Journalists must defend the truth
In attendance at the Makerere Univeristy event was veteran broadcast journalist, Drake Sekeba, who has practiced journalism since 1965. He said journalists should defend the truth all the time in every situation in order to harness the country’s stability which allows citizens live in harmony with one another.
“How should we defend it? By jealously observing principles of meaningful democracy and the universal freedom of speech and association.” Sekeba advised journalists to always go by the Rotarian principles: “Is it the truth? Is it fair to all concerned? And will it be beneficial to all concerned?”
Going forward Karugaba urged the media to use all their platforms including; radio forums, and social media to bring polarised groups together.
“Tell Ugandans, let’s compete with passion, but love with unity. There’s always another election. Losing today isn’t the end of the story,” he said.
He added: “Media freedom supports the right to political participation by informing citizens, fostering debate, and scrutinizing elections.
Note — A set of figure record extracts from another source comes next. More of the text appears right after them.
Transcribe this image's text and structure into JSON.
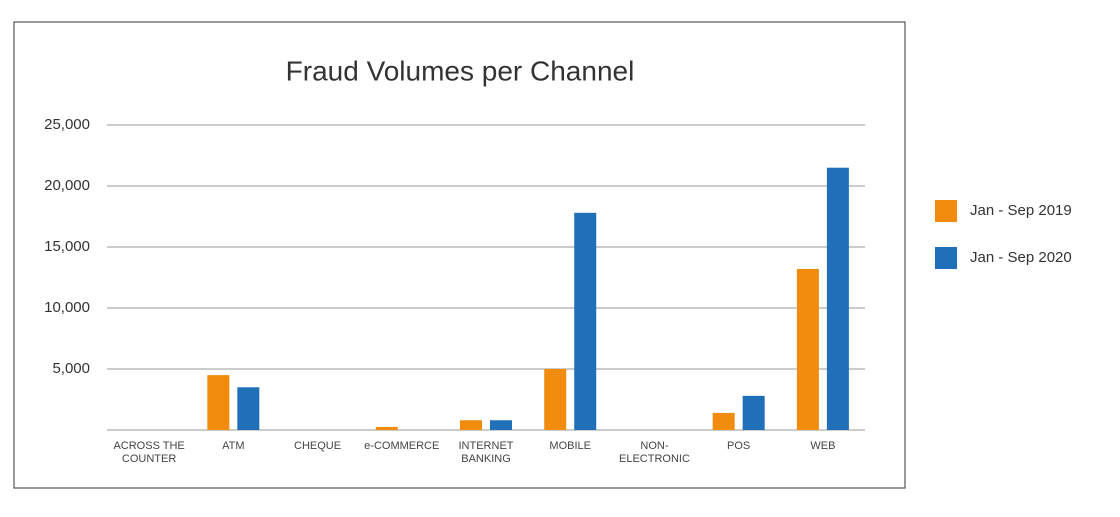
{
  "chart_data": {
    "type": "bar",
    "title": "Fraud Volumes per Channel",
    "categories": [
      "ACROSS THE COUNTER",
      "ATM",
      "CHEQUE",
      "e-COMMERCE",
      "INTERNET BANKING",
      "MOBILE",
      "NON-ELECTRONIC",
      "POS",
      "WEB"
    ],
    "series": [
      {
        "name": "Jan - Sep 2019",
        "color": "#f28c0f",
        "values": [
          0,
          4500,
          0,
          250,
          800,
          5000,
          0,
          1400,
          13200
        ]
      },
      {
        "name": "Jan - Sep 2020",
        "color": "#1f6fb9",
        "values": [
          0,
          3500,
          0,
          0,
          800,
          17800,
          0,
          2800,
          21500
        ]
      }
    ],
    "ylim": [
      0,
      25000
    ],
    "yticks": [
      {
        "value": 5000,
        "label": "5,000"
      },
      {
        "value": 10000,
        "label": "10,000"
      },
      {
        "value": 15000,
        "label": "15,000"
      },
      {
        "value": 20000,
        "label": "20,000"
      },
      {
        "value": 25000,
        "label": "25,000"
      }
    ],
    "grid": true,
    "legend": "right"
  }
}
Without it, the right to vote or engage in governance is undermined by misinformation or censorship.”
Karugaba gave three recommendations ahead of the 2026 general election: accountability, empowerment and unity. Karugaba asked Ugandans to demand accountability for excesses in the Kawempe North by-election.
“The assault on journalists in Kawempe North cannot go unpunished. It cannot go forgotten. The authorities must investigate these attacks transparently and hold the perpetrators accountable.”
But he also urged journalists to take precaution ahead of the elections. “Taking precaution isn’t cowardice. Journalists must have safety training, risk assessment, avoidance, and evacuation skills. Let’s take precaution because if you’re out there as a journalist covering this election that turns violent, is your press jacket protection? Is it?”
“You must be able to assess, okay, and take precaution but we must build alliances with the Uganda Medical Association, the Uganda Law Society. These must be your partners. Journalists injured must receive medical attention and legal support should it come to that.”
“We must also unite as citizens. Media freedom isn’t a journalist’s fight. It is all our fight. When you read a story, share it. When you see a reporter harassed, speak out and when we vote in 2026, we should ask ourselves, which leaders will protect the press? A free media serves us all and we must stand with it. Let’s reject self-censorship. Let’s embrace open debate.”
“For 2026, report fearlessly, verify relentlessly, and drag every Ugandan to vote to expose wrongs and choose good leaders. Demand a fair electoral process, independent courts, and freedom of expression. Let’s make Uganda a beacon of hope in East Africa where the story of 2026 will be told in bold and fearless headlines,” said Karugaba.